Settore non rispetta giusto orario di lavoro
carenza personale vera ragione
Roma, 16 novembre 2015
Sessantamila infermieri in meno rispetto al fabbisogno. A tanto ammonta la carenza di personale infermieristico, pari al momento a 270 mila unità in sanità pubblica, nel nostro paese e “vera
ragione” per la quale l’Italia rischia una nuova procedura di
infrazione da parte dell’Unione Europea sul giusto orario di lavoro.
A denunciarlo è la Fp Cgil Nazionale lanciando così l’allarme, e la
possibile soluzione, sui rischi che il nostro paese correrà tra meno di
dieci giorni.
Il 25 novembre, infatti, entrerà in vigore, a
distanza di un anno dalla concessione della proroga, l’applicazione
della normativa Ue sul giusto orario di lavoro in Sanità pubblica. È
di questi giorni l’avvio di un tavolo di trattativa per ‘gestire’ la
vicenda tra sindacati e governo presso l’Aran ma, spiega la categoria
dei servizi pubblici della Cgil, “siamo in gravissimo ritardo. Abbiamo
trascorso invano un anno senza che il nostro paese si mettesse in
regola, con il rischio, a questo punto certo, di subire pesanti sanzioni
da parte dell’Unione Europea”.
Nel dettaglio la direttiva europea prevede il rispetto delle 11 ore di riposo consecutivo ogni 24 ore e di non poter superare le 48 ore lavorative settimanali.

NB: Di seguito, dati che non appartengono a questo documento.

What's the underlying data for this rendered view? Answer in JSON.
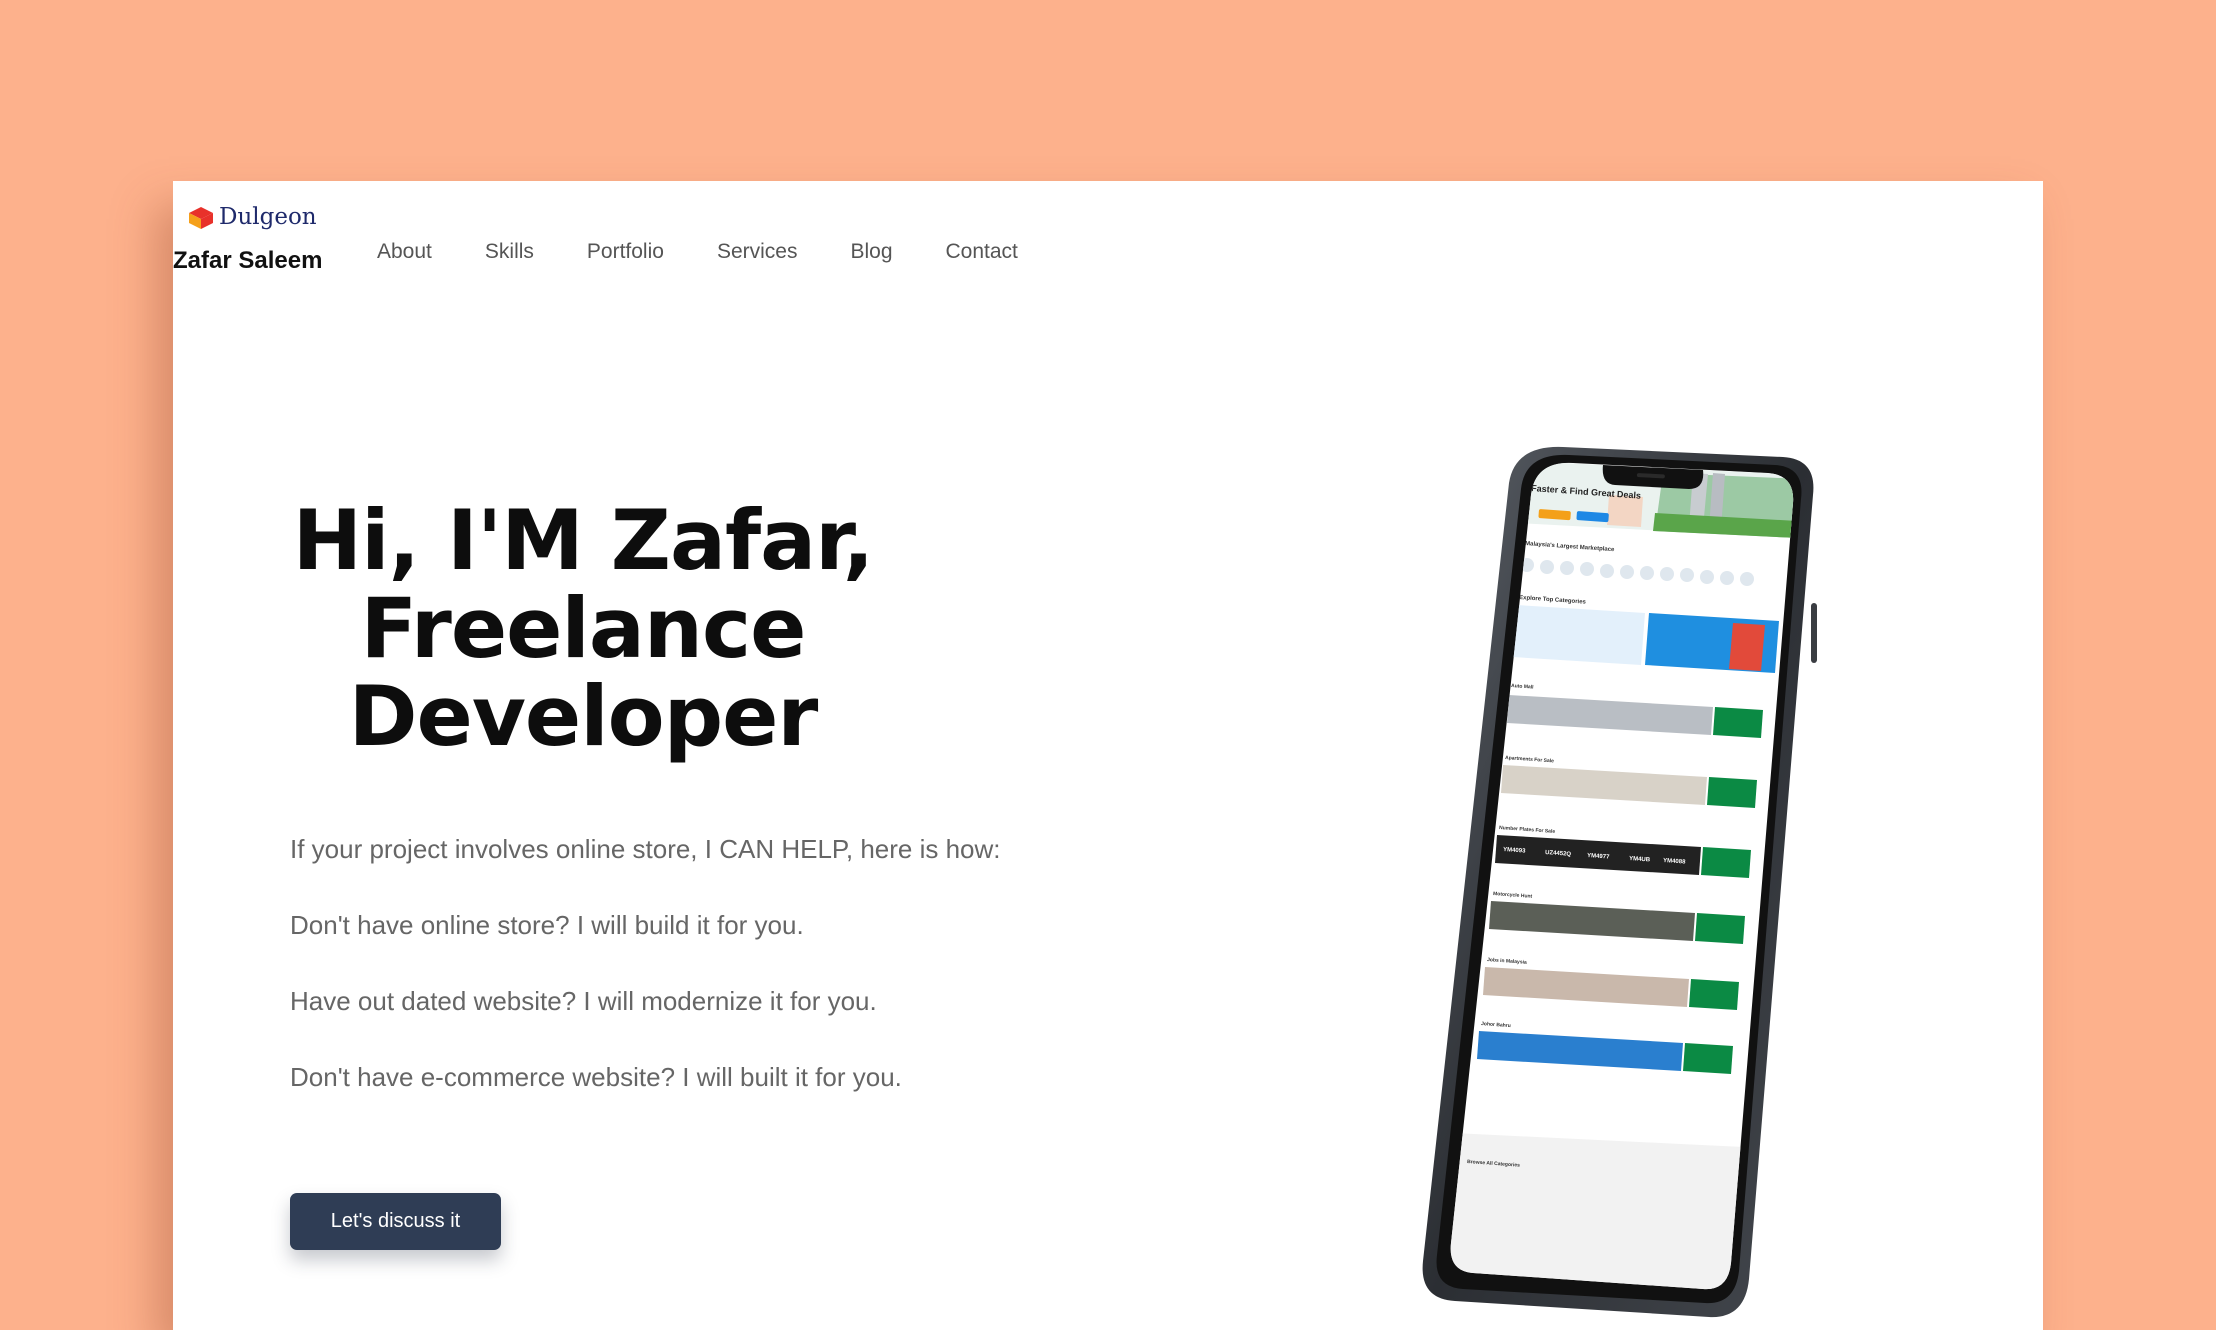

“Uno standard attualmente impossibile da garantire per l’esiguo
personale disponibile”, precisa la Fp Cgil, spiegando che “tutte le
professioni sanitarie ‘turniste’ sono soggette a massacrati turni e
continui straordinari, che fanno ricadere solo sulle loro spalle la
tenuta del Servizio sanitario nazionale”.
“L’impossibilità di
poter garantire il giusto orario di lavoro” deriva, secondo la Fp Cgil,
dal totale degli infermieri impiegati in Sanità pubblica. Dal 2010,
anno del blocco del turnover, “si è progressivamente ampliata una
carenza sul totale degli infermieri occupati”, i quali attualmente sono
oltre 270 mila su tutto il territorio nazionale. Un tale dato risulta di molto al di sotto del ‘giusto’ rapporto, come individuato dall’Ocse, tra il numero degli infermieri e quello della popolazione totale, che dovrebbe essere pari a sette infermieri su mille abitanti.
Facendo
una proporzione con l’intera popolazione del nostro paese e con il
progressivo invecchiamento, spiega la categoria della Cgil, “si evince
facilmente quanto siano necessari lo sblocco del turnover e l’assunzione
di almeno 60 mila unità infermieristiche nella sanità pubblica solo per
raggiungere il livello minimo essenziale di assistenza sanitaria nei
confronti dei cittadini, a fronte, inoltre, di un totale di 40 mila
laureati disoccupati e, dunque, immediatamente disponibili”.
Ragioni
per le quali, durante l’incontro all’Aran dello scorso 10 novembre, “ci
siamo mostrati fortemente contrari all’eventualità di una possibile
ulteriore deroga sull’applicazione della normativa sul giusto orario”,
fa sapere Cecilia Taranto, segretaria nazionale del comparto
sanità della Fp Cgil, secondo la quale: “La vicenda va risolta non solo
prevedendo lo sblocco del turnover e le nuove assunzioni di tutte le
professioni sanitarie ma è necessario ripensare l’impianto
dell’organizzazione del lavoro e questo dovrà essere affrontato
inderogabilmente in sede di rinnovo del contratto nazionale, per questo
stiamo portando avanti la mobilitazione che il 28 novembre ci porterà in piazza”.
Il
rischio per l’Italia, che inevitabilmente si rifletterà sul sistema
sanitario, è una doppia esposizione a sanzioni: “Da parte dell’Unione
Europea – spiega la Fp Cgil – verso il nostro paese, a causa della
deroga stessa, e da parte dello Stato italiano verso i dirigenti delle
strutture sanitarie, per una cifra che va dai 25 ai 780 euro per ogni singola infrazione commessa in merito al rispetto del riposo giornaliero e del limite massimo di monte ore settimanale”.
Per
Taranto “il dato più lampante, dunque, è che si sta andando incontro ad
un aggravio delle condizioni di efficienza del Sistema sanitario
nazionale, sia dal punto di vista economico, sia dal punto di vista
delle prestazioni assistenziali e sanitarie. Di fronte ad un sistema che
non è più in grado di assicurare la sua tenuta, l’incremento degli
infermieri, e più in generale di tutte le professioni sanitarie, è la
prima via da percorrere per garantire la sostenibilità della sanità
pubblica verso i cittadini”, conclude.